What This Means for Cannabis as Treatment
Biology and clinical efficacy are not the same question. You can have a strong mechanistic rationale and still find that the intervention does not help in real patients. This is one of the hardest lessons of modern drug development:
- Mechanism exists: The endocannabinoid system is altered in PTSD, and cannabinoids interact with this system
- Plausibility exists: Supporting endocannabinoid signaling could theoretically help PTSD
- Efficacy is not demonstrated: The only completed RCT of smoked cannabis in veterans showed no advantage over placebo; the FAAH inhibitor RCT also showed no effect
- What this suggests: Raw activation of the endocannabinoid system is probably not sufficient to treat PTSD. Whatever is therapeutic (if anything) requires more targeted mechanisms than current interventions provide.

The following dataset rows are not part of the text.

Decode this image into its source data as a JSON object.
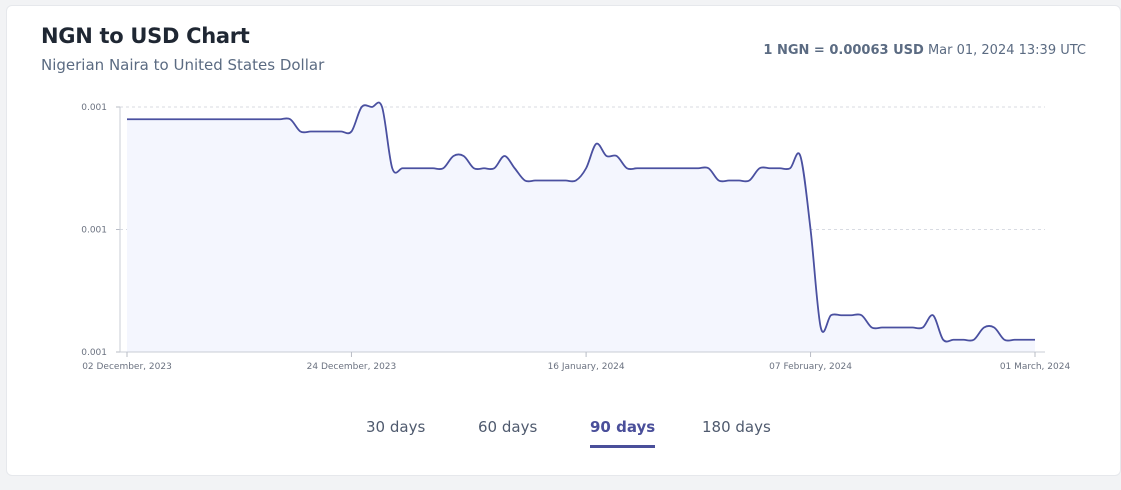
{
  "header": {
    "title": "NGN to USD Chart",
    "subtitle": "Nigerian Naira to United States Dollar",
    "rate_strong": "1 NGN = 0.00063 USD",
    "rate_time": "Mar 01, 2024 13:39 UTC"
  },
  "tabs": [
    {
      "label": "30 days",
      "active": false
    },
    {
      "label": "60 days",
      "active": false
    },
    {
      "label": "90 days",
      "active": true
    },
    {
      "label": "180 days",
      "active": false
    }
  ],
  "colors": {
    "line": "#4a50a0",
    "fill": "#f4f6fe",
    "grid": "#d8dbe2",
    "axis_text": "#6b7280"
  },
  "chart_data": {
    "type": "area",
    "title": "",
    "xlabel": "",
    "ylabel": "",
    "ylim": [
      0.000625,
      0.000645
    ],
    "y_ticks": [
      0.000625,
      0.000635,
      0.000645
    ],
    "y_tick_labels": [
      "0.001",
      "0.001",
      "0.001"
    ],
    "x_ticks": [
      {
        "day": 0,
        "label": "02 December, 2023"
      },
      {
        "day": 22,
        "label": "24 December, 2023"
      },
      {
        "day": 45,
        "label": "16 January, 2024"
      },
      {
        "day": 67,
        "label": "07 February, 2024"
      },
      {
        "day": 89,
        "label": "01 March, 2024"
      }
    ],
    "grid": true,
    "series": [
      {
        "values": [
          0.000644,
          0.000644,
          0.000644,
          0.000644,
          0.000644,
          0.000644,
          0.000644,
          0.000644,
          0.000644,
          0.000644,
          0.000644,
          0.000644,
          0.000644,
          0.000644,
          0.000644,
          0.000644,
          0.000644,
          0.000643,
          0.000643,
          0.000643,
          0.000643,
          0.000643,
          0.000643,
          0.000645,
          0.000645,
          0.000645,
          0.00064,
          0.00064,
          0.00064,
          0.00064,
          0.00064,
          0.00064,
          0.000641,
          0.000641,
          0.00064,
          0.00064,
          0.00064,
          0.000641,
          0.00064,
          0.000639,
          0.000639,
          0.000639,
          0.000639,
          0.000639,
          0.000639,
          0.00064,
          0.000642,
          0.000641,
          0.000641,
          0.00064,
          0.00064,
          0.00064,
          0.00064,
          0.00064,
          0.00064,
          0.00064,
          0.00064,
          0.00064,
          0.000639,
          0.000639,
          0.000639,
          0.000639,
          0.00064,
          0.00064,
          0.00064,
          0.00064,
          0.000641,
          0.000635,
          0.000627,
          0.000628,
          0.000628,
          0.000628,
          0.000628,
          0.000627,
          0.000627,
          0.000627,
          0.000627,
          0.000627,
          0.000627,
          0.000628,
          0.000626,
          0.000626,
          0.000626,
          0.000626,
          0.000627,
          0.000627,
          0.000626,
          0.000626,
          0.000626,
          0.000626
        ]
      }
    ]
  }
}
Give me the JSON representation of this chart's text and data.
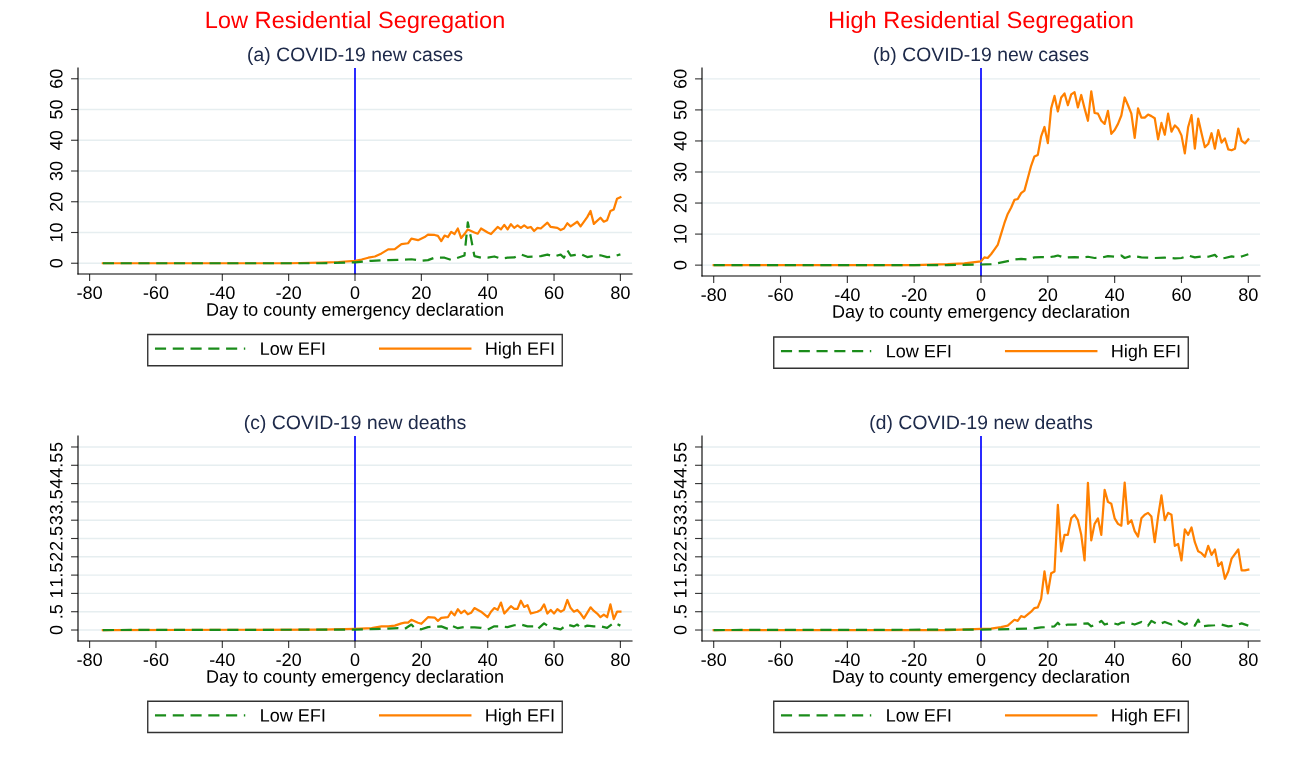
{
  "chart_data": [
    {
      "type": "line",
      "title": "Low Residential Segregation",
      "subtitle": "(a) COVID-19 new cases",
      "xlabel": "Day to county emergency declaration",
      "xlim": [
        -83.5,
        83.5
      ],
      "xticks": [
        -80,
        -60,
        -40,
        -20,
        0,
        20,
        40,
        60,
        80
      ],
      "ylim": [
        -3.5,
        63.5
      ],
      "yticks": [
        0,
        10,
        20,
        30,
        40,
        50,
        60
      ],
      "grid": "y",
      "legend": "bottom",
      "ref_lines": [
        {
          "axis": "x",
          "value": 0,
          "color": "#0000ff"
        }
      ],
      "series": [
        {
          "name": "Low EFI",
          "color": "#1a8c1a",
          "line_style": "dashed",
          "x": [
            -76,
            -10,
            0,
            5,
            10,
            15,
            17,
            20,
            22,
            24,
            27,
            29,
            31,
            33,
            34,
            35,
            36,
            38,
            40,
            42,
            44,
            46,
            48,
            50,
            52,
            54,
            56,
            58,
            60,
            62,
            63,
            64,
            65,
            67,
            68,
            70,
            72,
            74,
            76,
            78,
            80
          ],
          "values": [
            0,
            0,
            0.3,
            0.8,
            1.0,
            1.2,
            1.3,
            0.8,
            1.0,
            1.8,
            1.8,
            1.1,
            1.8,
            2.5,
            13.3,
            8,
            2.3,
            1.8,
            1.8,
            2.2,
            1.5,
            1.8,
            1.9,
            2.9,
            2.1,
            2.2,
            2.3,
            2.8,
            2.2,
            2.8,
            1.8,
            4.3,
            2.5,
            2.8,
            3,
            2,
            2.4,
            2.6,
            2,
            2.2,
            2.9
          ]
        },
        {
          "name": "High EFI",
          "color": "#ff8000",
          "line_style": "solid",
          "x": [
            -76,
            -20,
            -10,
            -5,
            0,
            2,
            4,
            6,
            8,
            10,
            12,
            14,
            16,
            17,
            19,
            21,
            22,
            24,
            25,
            26,
            27,
            28,
            29,
            30,
            31,
            32,
            33,
            34,
            36,
            37,
            38,
            40,
            41,
            43,
            44,
            45,
            46,
            47,
            48,
            49,
            50,
            51,
            52,
            53,
            54,
            55,
            56,
            58,
            59,
            61,
            62,
            63,
            64,
            65,
            67,
            68,
            70,
            71,
            72,
            74,
            75,
            76,
            77,
            78,
            79,
            80
          ],
          "values": [
            0,
            0,
            0.2,
            0.4,
            0.8,
            1.2,
            1.8,
            2.2,
            3.2,
            4.5,
            4.6,
            6.2,
            6.5,
            8,
            7.5,
            8.5,
            9.3,
            9.2,
            8.9,
            7.2,
            9,
            8.5,
            10.2,
            9.5,
            11.3,
            8.2,
            9.5,
            11,
            10,
            9.6,
            11.3,
            10,
            9.5,
            11.8,
            11,
            12.5,
            11,
            12.7,
            11.5,
            12.3,
            11.5,
            12.3,
            11.5,
            11.8,
            10.5,
            11.5,
            11.3,
            13.2,
            11.8,
            11.5,
            10.8,
            11.3,
            13,
            12,
            13.5,
            12,
            15,
            17,
            12.8,
            14.8,
            13.5,
            14,
            17,
            17.5,
            21,
            21.5
          ]
        }
      ]
    },
    {
      "type": "line",
      "title": "High Residential Segregation",
      "subtitle": "(b) COVID-19 new cases",
      "xlabel": "Day to county emergency declaration",
      "xlim": [
        -83.5,
        83.5
      ],
      "xticks": [
        -80,
        -60,
        -40,
        -20,
        0,
        20,
        40,
        60,
        80
      ],
      "ylim": [
        -3.5,
        63.5
      ],
      "yticks": [
        0,
        10,
        20,
        30,
        40,
        50,
        60
      ],
      "grid": "y",
      "legend": "bottom",
      "ref_lines": [
        {
          "axis": "x",
          "value": 0,
          "color": "#0000ff"
        }
      ],
      "series": [
        {
          "name": "Low EFI",
          "color": "#1a8c1a",
          "line_style": "dashed",
          "x": [
            -80,
            -10,
            0,
            3,
            5,
            8,
            10,
            12,
            14,
            16,
            18,
            20,
            22,
            23,
            25,
            28,
            30,
            32,
            34,
            36,
            38,
            40,
            42,
            43,
            45,
            48,
            52,
            55,
            58,
            60,
            62,
            64,
            66,
            68,
            70,
            71,
            73,
            75,
            77,
            78,
            80
          ],
          "values": [
            0,
            0,
            0.2,
            0.3,
            0.6,
            1.3,
            1.8,
            2,
            1.8,
            2.5,
            2.6,
            2.5,
            2.8,
            3.1,
            2.4,
            2.6,
            2.4,
            2.7,
            2.3,
            2.4,
            2.9,
            2.7,
            3.1,
            2.3,
            3,
            2.5,
            2.3,
            2.4,
            2.2,
            2.3,
            3.1,
            2.5,
            2.8,
            2.7,
            3.3,
            2.2,
            2.3,
            2.8,
            2.5,
            2.8,
            3.5
          ]
        },
        {
          "name": "High EFI",
          "color": "#ff8000",
          "line_style": "solid",
          "x": [
            -80,
            -20,
            -10,
            -5,
            0,
            1,
            2,
            3,
            4,
            5,
            6,
            7,
            8,
            9,
            10,
            11,
            12,
            13,
            14,
            15,
            16,
            17,
            18,
            19,
            20,
            21,
            22,
            23,
            24,
            25,
            26,
            27,
            28,
            29,
            30,
            31,
            32,
            33,
            34,
            35,
            36,
            37,
            38,
            39,
            40,
            41,
            42,
            43,
            44,
            45,
            46,
            47,
            48,
            49,
            50,
            51,
            52,
            53,
            54,
            55,
            56,
            57,
            58,
            59,
            60,
            61,
            62,
            63,
            64,
            65,
            66,
            67,
            68,
            69,
            70,
            71,
            72,
            73,
            74,
            75,
            76,
            77,
            78,
            79,
            80
          ],
          "values": [
            0,
            0,
            0.3,
            0.6,
            1.2,
            2.5,
            2.3,
            3.5,
            5,
            6.5,
            10,
            13.5,
            16.5,
            18.5,
            21,
            21.3,
            23.2,
            24,
            28,
            32,
            35,
            35.5,
            41.5,
            44.5,
            39.3,
            50.5,
            54.5,
            49.5,
            54,
            55.3,
            51.5,
            55,
            55.7,
            50.8,
            54.8,
            50.5,
            46.5,
            56,
            49,
            48.8,
            46.5,
            45.5,
            49.7,
            42.3,
            43.5,
            45.5,
            48.2,
            54,
            51.5,
            48.8,
            41,
            50.5,
            47.5,
            47.5,
            48.5,
            48,
            47.3,
            40.5,
            45.8,
            42,
            48.8,
            43,
            45,
            44,
            41.8,
            36,
            44.5,
            48.3,
            37.5,
            47.2,
            42.5,
            38,
            39,
            42.5,
            37.5,
            43.5,
            39.5,
            40.8,
            37.3,
            37,
            37.5,
            44,
            40,
            39.2,
            40.5
          ]
        }
      ]
    },
    {
      "type": "line",
      "title": "(c) COVID-19 new deaths",
      "xlabel": "Day to county emergency declaration",
      "xlim": [
        -83.5,
        83.5
      ],
      "xticks": [
        -80,
        -60,
        -40,
        -20,
        0,
        20,
        40,
        60,
        80
      ],
      "ylim": [
        -0.3,
        5.3
      ],
      "yticks": [
        0,
        {
          "value": 0.5,
          "label": ".5"
        },
        1,
        1.5,
        2,
        2.5,
        3,
        3.5,
        4,
        4.5,
        5
      ],
      "grid": "y",
      "legend": "bottom",
      "ref_lines": [
        {
          "axis": "x",
          "value": 0,
          "color": "#0000ff"
        }
      ],
      "series": [
        {
          "name": "Low EFI",
          "color": "#1a8c1a",
          "line_style": "dashed",
          "x": [
            -76,
            0,
            10,
            13,
            15,
            17,
            18,
            20,
            22,
            26,
            28,
            29,
            31,
            33,
            36,
            38,
            40,
            42,
            44,
            46,
            48,
            50,
            52,
            54,
            55,
            57,
            58,
            60,
            62,
            64,
            66,
            67,
            68,
            70,
            72,
            74,
            76,
            78,
            80
          ],
          "values": [
            0,
            0.01,
            0.04,
            0.05,
            0.03,
            0.15,
            0.05,
            0.02,
            0.08,
            0.1,
            0.03,
            0.12,
            0.05,
            0.08,
            0.07,
            0.06,
            0.01,
            0.1,
            0.1,
            0.08,
            0.13,
            0.15,
            0.1,
            0.1,
            0.02,
            0.18,
            0.12,
            0.05,
            0.02,
            0.15,
            0.1,
            0.15,
            0.05,
            0.12,
            0.1,
            0.1,
            0.06,
            0.2,
            0.12
          ]
        },
        {
          "name": "High EFI",
          "color": "#ff8000",
          "line_style": "solid",
          "x": [
            -76,
            -10,
            0,
            5,
            8,
            10,
            12,
            14,
            15,
            16,
            17,
            19,
            20,
            22,
            24,
            25,
            26,
            28,
            29,
            30,
            31,
            32,
            33,
            34,
            35,
            36,
            38,
            40,
            41,
            42,
            43,
            44,
            45,
            47,
            48,
            49,
            50,
            51,
            52,
            53,
            55,
            56,
            57,
            58,
            59,
            60,
            61,
            62,
            63,
            64,
            65,
            66,
            67,
            68,
            69,
            71,
            72,
            73,
            74,
            75,
            76,
            77,
            78,
            79,
            80
          ],
          "values": [
            0,
            0.01,
            0.03,
            0.05,
            0.1,
            0.1,
            0.12,
            0.18,
            0.2,
            0.2,
            0.28,
            0.2,
            0.17,
            0.35,
            0.34,
            0.25,
            0.33,
            0.35,
            0.5,
            0.4,
            0.57,
            0.46,
            0.53,
            0.43,
            0.47,
            0.6,
            0.5,
            0.35,
            0.5,
            0.6,
            0.55,
            0.75,
            0.45,
            0.65,
            0.58,
            0.58,
            0.8,
            0.63,
            0.68,
            0.45,
            0.5,
            0.55,
            0.7,
            0.45,
            0.55,
            0.45,
            0.57,
            0.5,
            0.55,
            0.82,
            0.6,
            0.5,
            0.55,
            0.45,
            0.32,
            0.62,
            0.52,
            0.45,
            0.35,
            0.42,
            0.35,
            0.7,
            0.3,
            0.5,
            0.5
          ]
        }
      ]
    },
    {
      "type": "line",
      "title": "(d) COVID-19 new deaths",
      "xlabel": "Day to county emergency declaration",
      "xlim": [
        -83.5,
        83.5
      ],
      "xticks": [
        -80,
        -60,
        -40,
        -20,
        0,
        20,
        40,
        60,
        80
      ],
      "ylim": [
        -0.3,
        5.3
      ],
      "yticks": [
        0,
        {
          "value": 0.5,
          "label": ".5"
        },
        1,
        1.5,
        2,
        2.5,
        3,
        3.5,
        4,
        4.5,
        5
      ],
      "grid": "y",
      "legend": "bottom",
      "ref_lines": [
        {
          "axis": "x",
          "value": 0,
          "color": "#0000ff"
        }
      ],
      "series": [
        {
          "name": "Low EFI",
          "color": "#1a8c1a",
          "line_style": "dashed",
          "x": [
            -80,
            0,
            10,
            15,
            18,
            20,
            22,
            23,
            24,
            26,
            28,
            30,
            32,
            33,
            35,
            36,
            37,
            39,
            41,
            42,
            44,
            46,
            48,
            50,
            51,
            53,
            55,
            57,
            59,
            61,
            62,
            64,
            65,
            66,
            68,
            70,
            72,
            74,
            76,
            78,
            80
          ],
          "values": [
            0,
            0.01,
            0.03,
            0.04,
            0.07,
            0.08,
            0.1,
            0.2,
            0.1,
            0.15,
            0.15,
            0.17,
            0.18,
            0.1,
            0.18,
            0.25,
            0.15,
            0.2,
            0.15,
            0.2,
            0.2,
            0.15,
            0.22,
            0.12,
            0.25,
            0.15,
            0.22,
            0.15,
            0.25,
            0.15,
            0.2,
            0.12,
            0.28,
            0.1,
            0.12,
            0.13,
            0.15,
            0.1,
            0.12,
            0.18,
            0.12
          ]
        },
        {
          "name": "High EFI",
          "color": "#ff8000",
          "line_style": "solid",
          "x": [
            -80,
            -10,
            0,
            3,
            6,
            8,
            10,
            11,
            12,
            13,
            15,
            16,
            17,
            18,
            19,
            20,
            21,
            22,
            23,
            24,
            25,
            26,
            27,
            28,
            29,
            30,
            31,
            32,
            33,
            34,
            35,
            36,
            37,
            38,
            39,
            40,
            41,
            42,
            43,
            44,
            45,
            46,
            47,
            48,
            49,
            50,
            51,
            52,
            53,
            54,
            55,
            56,
            57,
            58,
            59,
            60,
            61,
            62,
            63,
            64,
            65,
            66,
            67,
            68,
            69,
            70,
            71,
            72,
            73,
            74,
            75,
            77,
            78,
            79,
            80
          ],
          "values": [
            0,
            0,
            0.03,
            0.04,
            0.08,
            0.12,
            0.28,
            0.25,
            0.38,
            0.35,
            0.5,
            0.6,
            0.62,
            0.85,
            1.6,
            1.0,
            1.55,
            1.6,
            3.42,
            2.15,
            2.6,
            2.6,
            3.05,
            3.15,
            3.0,
            2.6,
            1.9,
            4.02,
            2.45,
            2.9,
            3.05,
            2.6,
            3.83,
            3.5,
            3.45,
            3.05,
            2.9,
            2.85,
            4.03,
            2.9,
            3.0,
            2.7,
            2.55,
            3.05,
            3.15,
            3.2,
            3.1,
            2.4,
            3.1,
            3.68,
            3.0,
            3.2,
            3.15,
            2.3,
            2.35,
            1.9,
            2.75,
            2.6,
            2.8,
            2.4,
            2.15,
            2.1,
            2.0,
            2.3,
            2.05,
            2.2,
            1.75,
            1.85,
            1.4,
            1.6,
            1.95,
            2.2,
            1.63,
            1.63,
            1.65
          ]
        }
      ]
    }
  ]
}
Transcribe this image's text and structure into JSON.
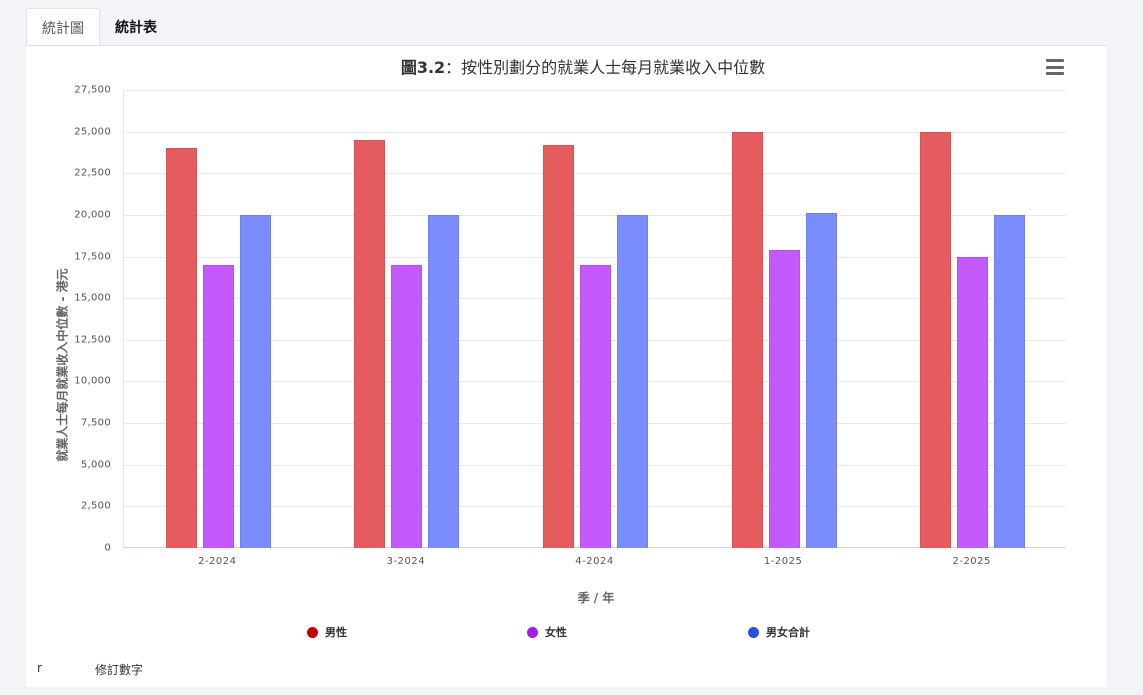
{
  "tabs": [
    {
      "label": "統計圖",
      "active": true
    },
    {
      "label": "統計表",
      "active": false
    }
  ],
  "chart": {
    "title_prefix": "圖3.2",
    "title_rest": "：按性別劃分的就業人士每月就業收入中位數",
    "menu_icon": "hamburger-menu-icon",
    "y_axis_title": "就業人士每月就業收入中位數 - 港元",
    "x_axis_title": "季 / 年",
    "y_ticks": [
      "0",
      "2,500",
      "5,000",
      "7,500",
      "10,000",
      "12,500",
      "15,000",
      "17,500",
      "20,000",
      "22,500",
      "25,000",
      "27,500"
    ]
  },
  "legend": [
    {
      "label": "男性",
      "color": "#c00000"
    },
    {
      "label": "女性",
      "color": "#a61ee3"
    },
    {
      "label": "男女合計",
      "color": "#2d4ed8"
    }
  ],
  "footnote": {
    "symbol": "r",
    "text": "修訂數字"
  },
  "chart_data": {
    "type": "bar",
    "title": "圖3.2：按性別劃分的就業人士每月就業收入中位數",
    "xlabel": "季 / 年",
    "ylabel": "就業人士每月就業收入中位數 - 港元",
    "categories": [
      "2-2024",
      "3-2024",
      "4-2024",
      "1-2025",
      "2-2025"
    ],
    "series": [
      {
        "name": "男性",
        "color": "#e55c5e",
        "values": [
          24000,
          24500,
          24200,
          25000,
          25000
        ]
      },
      {
        "name": "女性",
        "color": "#c45afc",
        "values": [
          17000,
          17000,
          17000,
          17900,
          17500
        ]
      },
      {
        "name": "男女合計",
        "color": "#7b8cfd",
        "values": [
          20000,
          20000,
          20000,
          20100,
          20000
        ]
      }
    ],
    "ylim": [
      0,
      27500
    ],
    "y_tick_step": 2500,
    "grid": true,
    "legend_position": "bottom"
  }
}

Clinical Endocannabinoid Deficiency Hypothesis
Ethan Russo has proposed the "clinical endocannabinoid deficiency" hypothesis, suggesting that certain conditions (fibromyalgia, migraine, IBS, and possibly PTSD) share a common pattern of low baseline endocannabinoid tone. Supporting evidence includes the PTSD PET data above, the Squire 2024 Gulf War Illness findings (see GWI page), and clinical observations that patients with these conditions often report subjective benefit from cannabis. The hypothesis is controversial and has not been definitively proven — but it motivates much of the ongoing research in this area.